In the first few years of the epidemic, treatments failed to have a great effect on the life expectancy of people with AIDS. Despite optimistic claims that the discovery of HIV promised a swift breakthrough in the search for vaccines and treatments, the progress in the search for effective antiretroviral drugs was slow in coming.

The first major antiretroviral drug to be licensed for use in people with AIDS was AZT, which became available in 1986. It is now clear that the Phase 2 trials which led to the licensing of AZT were conducted with insufficient rigour, and there have been allegations of fraud made against the investigators in this trial. It is important to bear in mind that investigators and drug regulators were under huge pressure to make available a drug which might offer hope to thousands. Consequently they cut corners in ways which compromised the value of data gathered in this study. AIDS activists demanded that regulatory authorities abandon 'business as usual' procedures intended to safeguard the public, and regulators were persuaded that emergency circumstances justified less stringent precautions. It took nearly eight years for the limited nature of AZT's benefits to become fully apparent, a process which is argued by some to have seriously impeded the search for other more effective treatments (Harrington).

Treatments against opportunistic infections have been developed more successfully, the most important being prophylaxis against pneumocystis pneumonia (PCP). A number of studies have now shown that PCP prophylaxis is the factor responsible for extending the lifespans of people diagnosed with AIDS (See Opportunistic Infections in the HIV & AIDS Treatments Directory for further details of this research). PCP prophylaxis was introduced as a standard measure only after vigorous campaigning led by People with AIDS groups in the United States.

Political pressure to release AIDS drugs has played a major role in expanding the treatment options of people with HIV through lobbying of drug companies and drug regulators. Until the AIDS epidemic began it was extremely rare for drug companies to release promising drugs on a compassionate, one-off basis to people in urgent need before they had been licensed. In the case of experimental tuberculosis drugs, it was decided that the most ethical approach was to use all available drugs to conduct research in order to benefit as many patients as possible in the long term. In the case of HIV infection, companies have learnt that compassionate release of experimental drugs is a shrewd form of publicity and marketing.

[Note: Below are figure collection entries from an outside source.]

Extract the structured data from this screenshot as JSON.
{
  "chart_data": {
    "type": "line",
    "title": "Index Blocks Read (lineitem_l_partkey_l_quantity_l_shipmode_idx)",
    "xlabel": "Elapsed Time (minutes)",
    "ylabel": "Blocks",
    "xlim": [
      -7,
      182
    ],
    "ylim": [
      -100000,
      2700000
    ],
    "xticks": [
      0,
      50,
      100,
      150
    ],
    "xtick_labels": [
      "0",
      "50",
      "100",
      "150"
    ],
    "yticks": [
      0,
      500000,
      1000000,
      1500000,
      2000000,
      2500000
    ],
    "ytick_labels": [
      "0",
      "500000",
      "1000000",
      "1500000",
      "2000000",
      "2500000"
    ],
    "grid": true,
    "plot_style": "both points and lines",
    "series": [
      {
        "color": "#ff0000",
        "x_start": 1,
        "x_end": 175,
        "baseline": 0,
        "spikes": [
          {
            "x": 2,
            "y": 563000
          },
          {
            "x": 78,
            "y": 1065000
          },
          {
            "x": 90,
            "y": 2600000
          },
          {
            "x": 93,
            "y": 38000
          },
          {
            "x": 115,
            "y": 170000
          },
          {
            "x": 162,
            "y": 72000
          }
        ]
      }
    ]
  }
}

The early release of AIDS drugs has also been brought about by a shift in the underlying drug regulation philosophy in the United States. From the early 1960s the US Food and Drug Administration strictly regulated the release of new drugs onto the market in order to prevent disasters such as the birth defects caused by thalidomide. Drugs companies were required to put compounds through years of tests in order to prove their safety. In the 1980s the FDA began to face pressure from free market advocates for a speeded-up process, one which would reduce the costs of industry and increase the choice of consumers. AIDS was one of the first areas in which drug approval was speeded up, after ferocious criticism from AIDS activists who charged that people were dying for want of effective drugs whilst the FDA deliberated on safety regulations not designed with a public health emergency in mind.

Many people with HIV and AIDS have become experts on the treatments available to them, a development which substantially altered the balance of power between doctors and patients. Following on from the developing awareness of the importance of informed consent amongst feminist health activists and cancer patients, AIDS activists have promoted the principles of fully informing people about the risks and benefits of treatments and of allowing individuals more control over access to experimental treatments.

In the field of complementary therapies there have been few major breakthroughs which demonstrate that complementary treatments are clearly effective, but an increasing number of people with HIV have turned to complementary therapies and report benefits from those therapies. The use of complementary therapies has in turn stimulated a greater interest amongst doctors in the benefits of such treatments and the ways in which they can be combined with orthodox treatments.

References

Mark Harrington: The Crisis In Clinical AIDS Research, Treatment Action Group, New York, 1993.